Ros Cross is a transplant from England, who studied at the Royal College of Art before becoming a Californian for life. Her life as an artist has undergone a number of transformations, marked by a steady progress of shifts in medium and concept. Starting with soft form sculptures and resin work in the late 1970’s, including her Pancake, Butter & Bacon sculpture, a commentary on food consumption, that managed to become famous in the world of great quilts. Her early phase focused on materials, employing the humble and everyday to effect a tension of change. After many years designing landscapes pulled her creativity, she resumed her studio practice in 2007.

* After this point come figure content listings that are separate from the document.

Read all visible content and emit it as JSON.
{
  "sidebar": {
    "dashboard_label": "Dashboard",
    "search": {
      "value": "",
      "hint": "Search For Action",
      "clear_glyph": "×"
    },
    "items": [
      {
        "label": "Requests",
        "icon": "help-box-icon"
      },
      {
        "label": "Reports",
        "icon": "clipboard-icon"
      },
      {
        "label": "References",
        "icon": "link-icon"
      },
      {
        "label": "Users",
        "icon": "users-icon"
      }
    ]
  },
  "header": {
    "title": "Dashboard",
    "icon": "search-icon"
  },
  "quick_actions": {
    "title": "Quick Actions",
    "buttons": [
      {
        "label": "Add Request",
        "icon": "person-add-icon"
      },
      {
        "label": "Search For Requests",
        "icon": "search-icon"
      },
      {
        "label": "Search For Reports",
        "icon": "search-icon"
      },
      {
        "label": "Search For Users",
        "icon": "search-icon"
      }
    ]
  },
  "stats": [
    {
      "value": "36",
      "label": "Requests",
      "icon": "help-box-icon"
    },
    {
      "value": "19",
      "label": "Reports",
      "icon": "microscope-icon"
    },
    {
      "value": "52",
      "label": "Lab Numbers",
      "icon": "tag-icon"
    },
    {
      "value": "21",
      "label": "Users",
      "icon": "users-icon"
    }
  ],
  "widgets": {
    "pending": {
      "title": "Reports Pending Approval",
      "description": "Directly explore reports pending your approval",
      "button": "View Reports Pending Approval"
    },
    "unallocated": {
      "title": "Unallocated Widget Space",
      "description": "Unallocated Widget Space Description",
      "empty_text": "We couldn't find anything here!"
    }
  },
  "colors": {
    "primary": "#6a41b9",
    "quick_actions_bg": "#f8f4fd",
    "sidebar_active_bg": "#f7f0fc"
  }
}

The artist explains that her work has transformed into something entirely different, deeply employing geometry, now holding in consideration the fundamental elements of drawing - point, line, and plane – sensible to the mind, as a working view on fundamental reality. Geometry in itself is clearly spotted in her monoprints. It may be that her familiarity with the patterns and actions involved with working the outside environment shows itself by using overt physical marks, such as the strident wave forms and interference patterns in her drawings and especially the steady sweeping arcs and murmurations of color in her paintings. There’s a bit of cheek in the bright colors she applies to simple, directly functional concrete castings, that seem to act like a thread tracing back through all the turns of direction in her interest in immateriality.
Regarding Liz Bachhuber, it is a rare distinction to exhibit the work of such an energetic, productive sculptor. The array of works are displays of an inherently intuitive ability for system surfing, floating a strength of imagination along with it. Each work is as various as it is signature in its levity. Reviewing her strong catalog shows work that has consistently held a steady balance between full presence as a maker while presenting a vehicle for the delivery of language. From Milwaukee, Wisconsin, she transplanted to Germany in the culturally intense year of 1979. Starting with a Fulbright to attend the Art Academy in Dusseldorf, she would eventually become professor of sculpture at the Bauhaus University in Weimar. The country’s art scene became her adopted home and found her valuable.
Her work is a blend of subtle construction with literary, philosophic intensity, a firm voice alongside a concern for a clear form. The artist’s work is generous in its offering of intelligence for the sake of communication between parties. Natural and human made elements combine, revealing glimpses of an elegant sense of line. Previews of the specific work being brought to Artcore by this valuable international art educator suggest glow and frost, bark and transparency, textural details like glass and hose lengths married to wood, links between open passageways and sealed nodes.
The artist produces layered interactions: bold elements in the sculpture, directed conversation with the viewer, in tension all to itself for having an aspect of beauty. The work as a result possesses being, at once urban and rustic, as though she were creating not objects of meaning, but a kind of subtle form of life in a container. The works could almost be imagined to be naturally occurring, as though it could be found in state for the human. Bachhuber writes in her text for the series Changed Nature, one of two named branches that divided her practice from the start (along with Domestic Passions): “Sublimities are not conjured up, rather, we are reminded of natural beauty.” There is at once a reminder and an anchor in the interplay that makes life: “When branches merge with inscribed paper, nature is encoded.”
Concerned with connections, and creating them between elements, Liz Bachhuber offers us a refreshing and poetic way of seeing. With Ros Cross, both women emphasize that producing visible dedication to their practices is nothing to do with the preciousness of the materials employed, and throughout our lives we very ordinarily, regularly encounter materials that can be used as voice, with their placement forming physical extensions of the mind.